Monday, August 11, 2008

Faster! Faster! And Smaller!

I have been hacking some Python code in a (vain) attempt to get a working algorithm for the Netflix prize and I have something that looks promising but is slow so I have been investigating optimizing it.

I got a dramatic speed-up after I noticed that I was searching a list using index when the list was ordered and so amenable to a binary search.

Using the bisect module for this looks like:
import bisect
pos = bisect.bisect_left(sortedList, val)

Binary searches run in logarithmic which is so much better than the index method of a list which is linear, starting at the left and looking until it either falls off the other end or find a match.

Timings using timeit:

First, using index..
>>> timeit.Timer('a.index(10)', setup='a=range(0,100)').timeit()

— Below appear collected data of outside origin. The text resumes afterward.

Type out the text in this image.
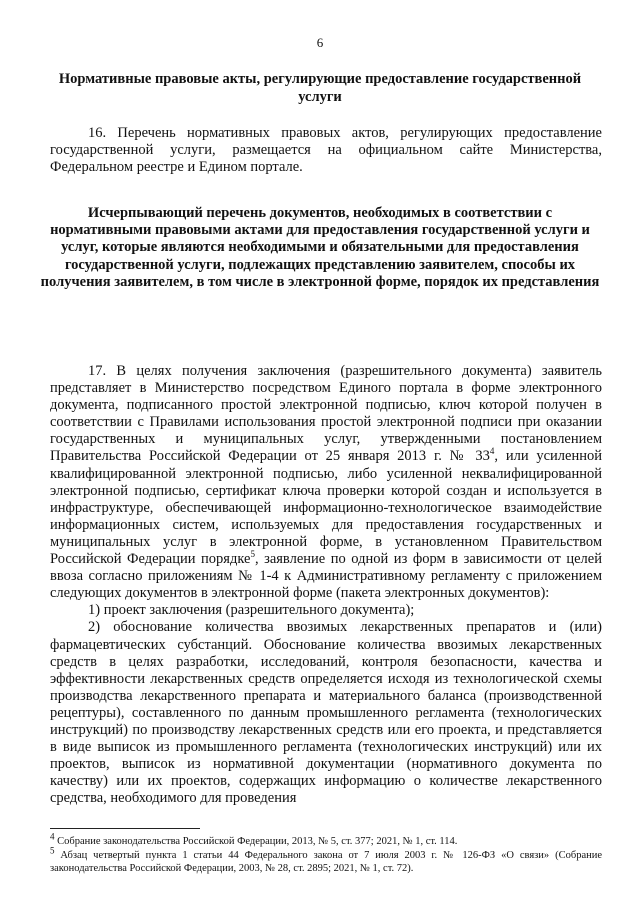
6
Нормативные правовые акты, регулирующие предоставление государственной услуги

16. Перечень нормативных правовых актов, регулирующих предоставление государственной услуги, размещается на официальном сайте Министерства, Федеральном реестре и Едином портале.

Исчерпывающий перечень документов, необходимых в соответствии с нормативными правовыми актами для предоставления государственной услуги и услуг, которые являются необходимыми и обязательными для предоставления государственной услуги, подлежащих представлению заявителем, способы их получения заявителем, в том числе в электронной форме, порядок их представления

17. В целях получения заключения (разрешительного документа) заявитель представляет в Министерство посредством Единого портала в форме электронного документа, подписанного простой электронной подписью, ключ которой получен в соответствии с Правилами использования простой электронной подписи при оказании государственных и муниципальных услуг, утвержденными постановлением Правительства Российской Федерации от 25 января 2013 г. № $33^4$, или усиленной квалифицированной электронной подписью, либо усиленной неквалифицированной электронной подписью, сертификат ключа проверки которой создан и используется в инфраструктуре, обеспечивающей информационно-технологическое взаимодействие информационных систем, используемых для предоставления государственных и муниципальных услуг в электронной форме, в установленном Правительством Российской Федерации порядке$^5$, заявление по одной из форм в зависимости от целей ввоза согласно приложениям № 1-4 к Административному регламенту с приложением следующих документов в электронной форме (пакета электронных документов):

1) проект заключения (разрешительного документа);

2) обоснование количества ввозимых лекарственных препаратов и (или) фармацевтических субстанций. Обоснование количества ввозимых лекарственных средств в целях разработки, исследований, контроля безопасности, качества и эффективности лекарственных средств определяется исходя из технологической схемы производства лекарственного препарата и материального баланса (производственной рецептуры), составленного по данным промышленного регламента (технологических инструкций) по производству лекарственных средств или его проекта, и представляется в виде выписок из промышленного регламента (технологических инструкций) или их проектов, выписок из нормативной документации (нормативного документа по качеству) или их проектов, содержащих информацию о количестве лекарственного средства, необходимого для проведения

$^4$ Собрание законодательства Российской Федерации, 2013, № 5, ст. 377; 2021, № 1, ст. 114.
$^5$ Абзац четвертый пункта 1 статьи 44 Федерального закона от 7 июля 2003 г. № 126-ФЗ «О связи» (Собрание законодательства Российской Федерации, 2003, № 28, ст. 2895; 2021, № 1, ст. 72).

>>> timeit.Timer('a.index(99)', setup='a=range(0,100)').timeit()

Now, using bisect:
>>> timeit.Timer('bisect.bisect(a,10)', setup='import bisect; a=range(0,100)').timeit()
#Uh-oh, slower than than index by a little bit

>>> timeit.Timer('bisect.bisect(a,90)', setup='import bisect; a=range(0,100)').timeit()
# Faster

The array module allows the efficient storage of basic values. I have a list of scores for each Netflix subscriber that is probably internally represented as an int or even a long int (at least 4 ytes, maybe 8) but the range of values is 1-5. When I change from list to array('B'), the memory footprint falls from 2.2Gb to 900M.. now I can run this thing on a smaller machine!